Pat O'Day

Godfather of Northwest Rock ‘n’ Roll
February 1, 2019 at 12:00 a.m.
Pat O’Day, the legendary Seattle disc jockey and concert promoter
Pat O’Day, the legendary Seattle disc jockey and concert promoter

...by ...by Peter Blecha

Still, O’Day’s power-base was weakened and he departed KJR – the station he had brought to prominence and dominance – in 1974 to develop his concert business. “The federal investigations cost me about $150,000,” O’Day said of that time. “But I’ve never been further behind than when I started out because I didn’t have anything when I started!”


Pat O’Day was Jimi Hendricks’ concert promoter. “To me, Jimi was a jewel,” said O’Day in a Seattle Times interview, “just the sweetest guy you could imagine.” O’Day helped the Hendrix family bring home Jimi’s body after an accidental drug overdose in London. “It was one of the saddest duties of my life. What a tragedy.”

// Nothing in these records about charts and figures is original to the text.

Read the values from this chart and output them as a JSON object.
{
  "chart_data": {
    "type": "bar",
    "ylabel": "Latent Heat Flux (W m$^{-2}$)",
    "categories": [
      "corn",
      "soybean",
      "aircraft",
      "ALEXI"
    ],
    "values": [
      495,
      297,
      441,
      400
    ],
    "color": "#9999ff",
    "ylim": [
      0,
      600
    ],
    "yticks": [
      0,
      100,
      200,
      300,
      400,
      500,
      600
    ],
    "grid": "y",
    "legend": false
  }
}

The trial was not the first or the last time O’Day was involved in a financial controversy. Though his reputation was hurt by the charges, he wasn’t down for the count. He sold his teen-dance business (just when teen-dances were fading) and formed Concerts West, one of the world’s biggest concert promotion firms. O’Day had promoted the Beatles in 1964. In 1965 he had local garage rockers the Wailers open for the Rolling Stones, and the Northwest’s proto-punk cult legends the Sonics sharing the bill with the Kinks. By 1968, Concerts West was booking all the U.S. dates for the Jimi Hendrix Experience and O’Day was on the road with Seattle’s guitar legend.

O’Day couldn’t give up radio, though, and after selling Concerts West he parlayed his considerable wealth into ownership of a string of stations including KXA, KYYX and Honolulu’s KORL. But by 1982, O’Day was once again the center of controversy when his empire fell on hard times financially and The Seattle Times ran a feature story outlining his woes.

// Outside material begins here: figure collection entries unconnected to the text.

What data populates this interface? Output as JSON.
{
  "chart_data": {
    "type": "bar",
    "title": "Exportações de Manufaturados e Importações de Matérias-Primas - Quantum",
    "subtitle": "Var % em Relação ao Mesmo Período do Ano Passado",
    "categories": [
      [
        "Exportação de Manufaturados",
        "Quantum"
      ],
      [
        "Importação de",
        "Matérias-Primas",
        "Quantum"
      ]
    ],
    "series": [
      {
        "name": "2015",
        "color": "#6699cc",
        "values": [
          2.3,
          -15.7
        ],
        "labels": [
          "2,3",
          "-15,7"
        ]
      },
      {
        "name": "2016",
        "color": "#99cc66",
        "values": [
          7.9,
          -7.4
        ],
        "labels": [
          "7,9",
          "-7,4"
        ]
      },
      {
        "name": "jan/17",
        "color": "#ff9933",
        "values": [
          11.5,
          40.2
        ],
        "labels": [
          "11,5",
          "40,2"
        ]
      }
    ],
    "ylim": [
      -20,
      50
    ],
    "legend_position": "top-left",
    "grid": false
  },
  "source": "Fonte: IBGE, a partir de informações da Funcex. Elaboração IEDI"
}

By 1983, he was facing bankruptcy, squeezed by a $10 million bank loan. He almost lost everything he had once had. But adversity seems just another everyday challenge for O’Day, and the saga of his long career in the radio industry is always adding new chapters.

Out of Tacoma

The opening chapter sees the radio legend’s birth in 1934 as Paul W. Berg, the son of a preacherman. His father for years had a radio ministry on Tacoma’s KMO, introducing Pat to the medium. He was raised in Bremerton and from his early youth he had only one dream: to be the afternoon man on KJR. He attended radio school in Tacoma and in September of 1956 landed his first job at a tiny Astoria, Oregon station. There, in between reading lost dog reports and funeral home ads, he eventually developed his “Platter Party” concept, which meant broadcasting rock hits from remote teenage sockhops on weekends – thus turning the previously sterile medium of radio into an “event.”

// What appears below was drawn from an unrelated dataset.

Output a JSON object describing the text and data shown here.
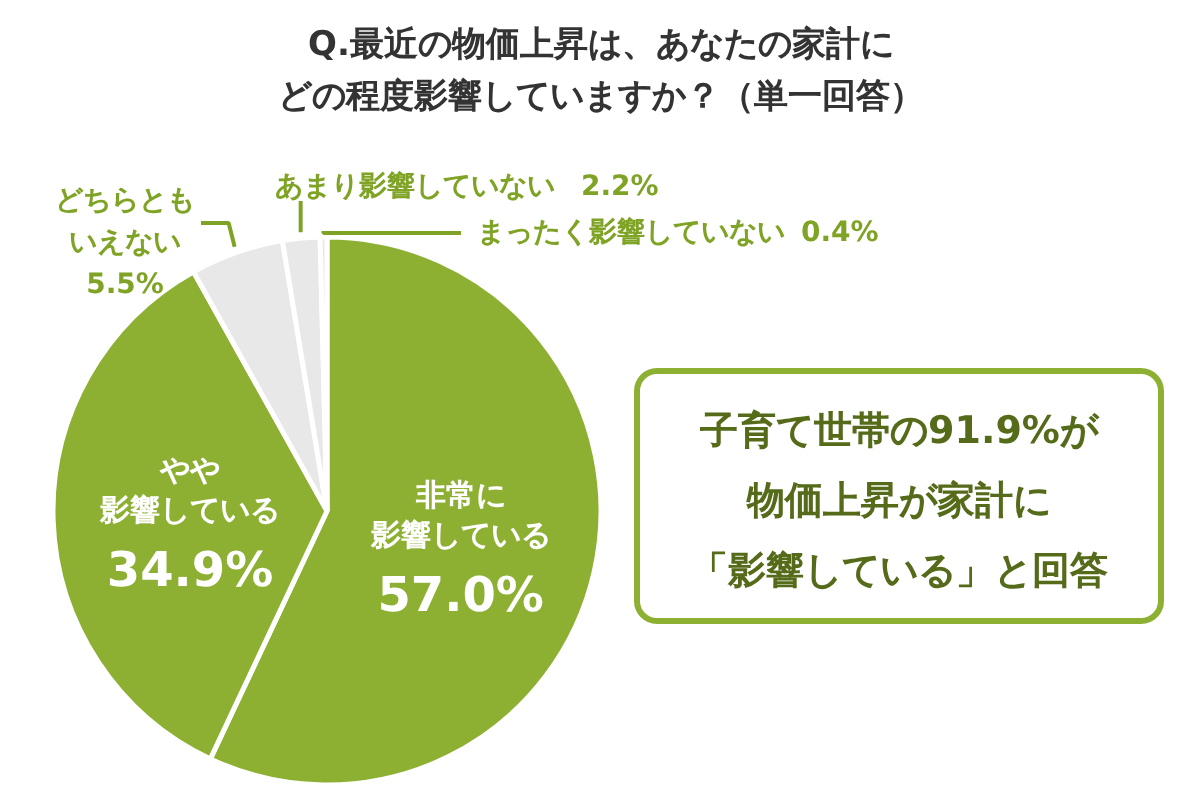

The young radio talent moved to Seattle in 1959, lured by station KAYO. It was there that he adopted the O’Day moniker, taking it from the name of a local high school, O’Dea. By the fall of 1959, he moved to KJR and only then did his dynasty begin.

From Sleepy to O’Day

That November, O’Day virtually turned the local rock ‘n’ roll scene (sleepy up until that point) upside down. First he hired the Wailers – then riding high with their national hit, “Tall Cool One” – to play at what was the first rock ‘n’ roll dance at the Spanish Castle, an old ballroom just south of Seattle. Before long, the Castle emerged as the region’s premiere dance hall and O’Day had his hand in almost every show there.